Application Note
Introduction
Methods and Materials
Fresh samples of different maize products were purchased from various produce markets. Exact varieties of the samples are unknown. From these, 8 replicates of approxmiately 100 mg of maize seed material from each of the 6 varieties (n = 48) were extracted for DNA utilizing Omega Bio-tek’s Mag-BIND® Plant DNA DS Kit (M1130). This extraction chemistry has previously been shown to be highly effective across a broad range of agricultural products. Each sample was homogenized using a Spex 2010 Geno/Grinder® and then lysed by incubation at 55°C in CSPL Lysis Buffer and Proteinase K solution. The remaining steps of the extraction procedure, which includes binding DNA to Omega Bio-tek’s Mag-BIND® particles, washing to remove impurities, and eluting the DNA into 50 μL of Elution Buffer, were automated on the Hamilton Microlab® STAR™ robotic liquid handling system. The entire extraction procedure was completed in 1 hour, 55 minutes. Purified DNA was quantified via PicoGreen® dsDNA quantitation assay. The amount of plant genomic DNA recovered per mg of sample input was 30.6 ± 18.8 ng/mg.
SNP Type Assay for this project were designed by Fluidigm’s Assay Design Group (Zea mays assembly build “RefGen_v2/ZmDGB101 [18 Dec 2010]) targeting 47 common loci used in maize genotyping. Sample loading and PCR were performed automatically by the Juno system in less than 4 hours. Upon completion of PCR on the Juno system, the IFC was scanned on the EP1 system to collect genotyping data for later analysis.
Maize Genotyping Results
Genotypes were determined using Fluidigm SNP Genotyping Analysis Software v4.1.3. Analysis setting include SNP Type Normalization and a confidence threshold of 90. The software determines the genotype based on a K-means clustering algorithm, where the sample is associated with the cluster based on the proximity of a sample to the center of the cluster. Genotype calls were labeled as XX (homozygous for Allele 1), YY (homozygous for Allele 2) and XY (heterozygous). Samples with a confidence score of less than 90 were labeled as “No call.”
Overall Call Rate
Overall auto call rate is 94.37%. For some clusters, as shown in Figure 1 and Figure 2, the clusters are not as compact and the genotypes of these samples could not be scored with high confidence. This excludes assay for 2 SNPs whose genotypes could not be determined because all samples expressed the same genotype; because the software assumes 3 clusters will form, the algorithm could not determine the genotype call based on a single cluster with high confidence.

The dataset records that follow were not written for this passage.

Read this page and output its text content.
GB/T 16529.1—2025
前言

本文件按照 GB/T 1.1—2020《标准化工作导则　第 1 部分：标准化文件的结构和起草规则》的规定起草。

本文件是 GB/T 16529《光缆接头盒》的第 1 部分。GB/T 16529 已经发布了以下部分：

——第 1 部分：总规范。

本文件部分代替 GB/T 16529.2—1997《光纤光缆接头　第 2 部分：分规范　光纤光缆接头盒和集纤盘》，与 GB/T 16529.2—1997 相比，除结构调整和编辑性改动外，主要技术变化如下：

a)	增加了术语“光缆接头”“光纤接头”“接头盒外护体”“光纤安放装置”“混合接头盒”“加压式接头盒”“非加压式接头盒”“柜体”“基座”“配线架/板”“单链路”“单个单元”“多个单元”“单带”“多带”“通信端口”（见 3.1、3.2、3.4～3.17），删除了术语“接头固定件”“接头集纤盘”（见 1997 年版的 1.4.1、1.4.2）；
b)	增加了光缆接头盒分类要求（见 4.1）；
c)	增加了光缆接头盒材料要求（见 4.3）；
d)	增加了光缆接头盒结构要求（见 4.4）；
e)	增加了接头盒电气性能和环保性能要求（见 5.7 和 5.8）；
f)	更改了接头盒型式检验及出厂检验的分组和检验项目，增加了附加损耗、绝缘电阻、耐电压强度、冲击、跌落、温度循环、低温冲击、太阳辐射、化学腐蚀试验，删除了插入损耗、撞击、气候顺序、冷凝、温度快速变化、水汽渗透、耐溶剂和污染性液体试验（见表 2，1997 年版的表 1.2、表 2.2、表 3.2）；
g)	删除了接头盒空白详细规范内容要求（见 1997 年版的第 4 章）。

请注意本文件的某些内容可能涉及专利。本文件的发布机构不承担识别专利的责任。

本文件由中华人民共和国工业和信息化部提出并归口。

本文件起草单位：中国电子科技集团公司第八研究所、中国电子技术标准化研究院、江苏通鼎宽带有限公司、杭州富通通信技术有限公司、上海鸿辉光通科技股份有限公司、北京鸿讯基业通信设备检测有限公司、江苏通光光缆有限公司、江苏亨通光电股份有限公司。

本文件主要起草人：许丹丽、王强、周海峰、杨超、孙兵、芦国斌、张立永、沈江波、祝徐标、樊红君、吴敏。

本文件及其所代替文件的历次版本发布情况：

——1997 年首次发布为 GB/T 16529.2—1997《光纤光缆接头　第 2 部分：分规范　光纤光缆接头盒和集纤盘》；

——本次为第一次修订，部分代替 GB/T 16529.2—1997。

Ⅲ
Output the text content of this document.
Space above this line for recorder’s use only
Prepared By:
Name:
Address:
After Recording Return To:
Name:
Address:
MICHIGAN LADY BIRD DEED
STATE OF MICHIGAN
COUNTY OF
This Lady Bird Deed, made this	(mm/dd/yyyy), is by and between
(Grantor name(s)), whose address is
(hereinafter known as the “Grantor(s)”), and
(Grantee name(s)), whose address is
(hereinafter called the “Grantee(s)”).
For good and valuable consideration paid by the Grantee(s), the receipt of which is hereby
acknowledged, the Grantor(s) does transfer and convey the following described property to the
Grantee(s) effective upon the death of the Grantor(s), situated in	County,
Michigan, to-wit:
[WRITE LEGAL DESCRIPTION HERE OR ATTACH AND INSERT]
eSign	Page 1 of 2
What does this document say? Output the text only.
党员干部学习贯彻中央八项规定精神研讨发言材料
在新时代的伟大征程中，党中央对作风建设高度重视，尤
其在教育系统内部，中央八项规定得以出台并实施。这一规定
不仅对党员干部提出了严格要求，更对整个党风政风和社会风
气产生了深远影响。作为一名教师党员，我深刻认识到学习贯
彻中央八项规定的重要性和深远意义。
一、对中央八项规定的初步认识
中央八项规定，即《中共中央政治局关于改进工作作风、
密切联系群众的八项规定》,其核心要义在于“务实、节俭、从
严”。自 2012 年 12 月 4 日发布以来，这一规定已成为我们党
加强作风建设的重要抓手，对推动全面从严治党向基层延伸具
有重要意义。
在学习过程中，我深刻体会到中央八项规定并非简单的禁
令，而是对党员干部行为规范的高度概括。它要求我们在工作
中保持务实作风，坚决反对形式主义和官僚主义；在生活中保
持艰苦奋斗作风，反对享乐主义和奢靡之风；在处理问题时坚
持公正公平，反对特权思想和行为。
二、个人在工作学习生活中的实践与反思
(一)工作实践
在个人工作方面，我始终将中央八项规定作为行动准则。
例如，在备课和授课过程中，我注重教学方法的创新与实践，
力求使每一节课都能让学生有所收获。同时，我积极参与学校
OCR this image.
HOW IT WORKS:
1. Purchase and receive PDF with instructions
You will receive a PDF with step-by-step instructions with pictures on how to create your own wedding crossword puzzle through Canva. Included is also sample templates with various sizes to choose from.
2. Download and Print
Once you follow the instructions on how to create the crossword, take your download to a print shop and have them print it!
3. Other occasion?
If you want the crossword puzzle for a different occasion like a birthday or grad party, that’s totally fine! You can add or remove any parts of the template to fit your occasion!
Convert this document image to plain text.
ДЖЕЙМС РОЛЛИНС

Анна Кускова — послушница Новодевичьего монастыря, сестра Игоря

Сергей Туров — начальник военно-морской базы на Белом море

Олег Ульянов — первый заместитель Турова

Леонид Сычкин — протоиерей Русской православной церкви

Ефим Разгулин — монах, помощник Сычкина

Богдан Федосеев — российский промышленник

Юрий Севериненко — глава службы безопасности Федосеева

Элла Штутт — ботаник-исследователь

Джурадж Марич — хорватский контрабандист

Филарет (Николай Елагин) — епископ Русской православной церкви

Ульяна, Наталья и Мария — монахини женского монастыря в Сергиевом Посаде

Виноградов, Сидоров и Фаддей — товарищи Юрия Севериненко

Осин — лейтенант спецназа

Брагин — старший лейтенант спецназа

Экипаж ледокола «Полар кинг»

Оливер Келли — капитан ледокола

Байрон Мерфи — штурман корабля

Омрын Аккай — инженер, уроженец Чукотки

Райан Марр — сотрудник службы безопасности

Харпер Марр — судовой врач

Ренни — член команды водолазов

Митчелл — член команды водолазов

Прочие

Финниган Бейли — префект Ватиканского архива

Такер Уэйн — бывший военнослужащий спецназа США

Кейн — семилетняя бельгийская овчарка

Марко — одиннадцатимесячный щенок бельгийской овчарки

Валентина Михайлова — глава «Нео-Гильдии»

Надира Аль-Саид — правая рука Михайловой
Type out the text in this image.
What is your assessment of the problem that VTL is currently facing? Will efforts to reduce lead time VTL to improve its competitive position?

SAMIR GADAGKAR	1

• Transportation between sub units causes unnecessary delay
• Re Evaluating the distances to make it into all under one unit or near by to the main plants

Concordance Between Technical Replicates
Concordance between the 2 technical replicates of each sample on the IFC is 96.64%. Discordant calls were traced to one of the two replicates labeled as a “No call” by the software because of the slightly lower confidence score.
Homogeneous Genotypes
Of the 47 SNPs evaluated in this panel, 30 generated the same genotype call in all 6 varieties of maize. Gene IDs for these SNPs are included in Table 1. A call map of each genotype is included in Figure 3.
Diverse Genotypes
14 SNPs resulted in a diverse range of genotypes across the 6 varieties of maize. Gene IDs for these SNPs are included in Table 2. Call maps of each genotype is included in Figure 4.


Note that a few samples amplified, but the final genotype call was ambiguous and could not be determined accurately by the software (Figure 5). We believe that these SNPs are particularly difficult to genotype because of the complexity of the maize genome, which is replete with chromosome duplications and repetitive regions and may result in a second copy at another position in the maize genome (2). Because of this, it is possible to observe a more broad cluster phenotype where the final call cannot be determined with high confidence. With a larger sample cohort and a more sophisticated confidence genotype call algorithm, it may be possible to determine the genotypes of these failed samples. Here, we report only the genotype calls with the highest confidence.

Conclusions
Omega Bio-tek’s Mag-BIND® Plant DNA DS Kit (M1130) extracts high quality genomic DNA from maize in less than 2 hours. The amount of plant gDNA recovered per mg of sample input was 30.6 ± 18.8 ng/mg. With Fluidigm’s Juno system and Integrated Fluidic Circuits (IFCs), it is possible to genotype 96 samples for 96 SNPs in less than 6 hours.
Here, we’ve evaluated 47 common loci across 6 varieties of maize using SNP Type Assays. 30 SNPs were homogeneous for all samples, 14 SNPs were found to be highly polymorphic.
Overall autocall rate is 94.37% with 96.64% concordance between genotype calls of technical replicates.

References
[1]. Omega Bio-tek (2015) Rapid, high performance and cost-effective plant DNA extractions. [2]. Ganal, MW, et al. (2011). A large maize SNP genotyping array: Development and germplasm genotyping, and genetic mapping to compare with the B73 reference genome. PLoS ONE 6(12):e17224. doi: 10.1371/journal.pone.0028334.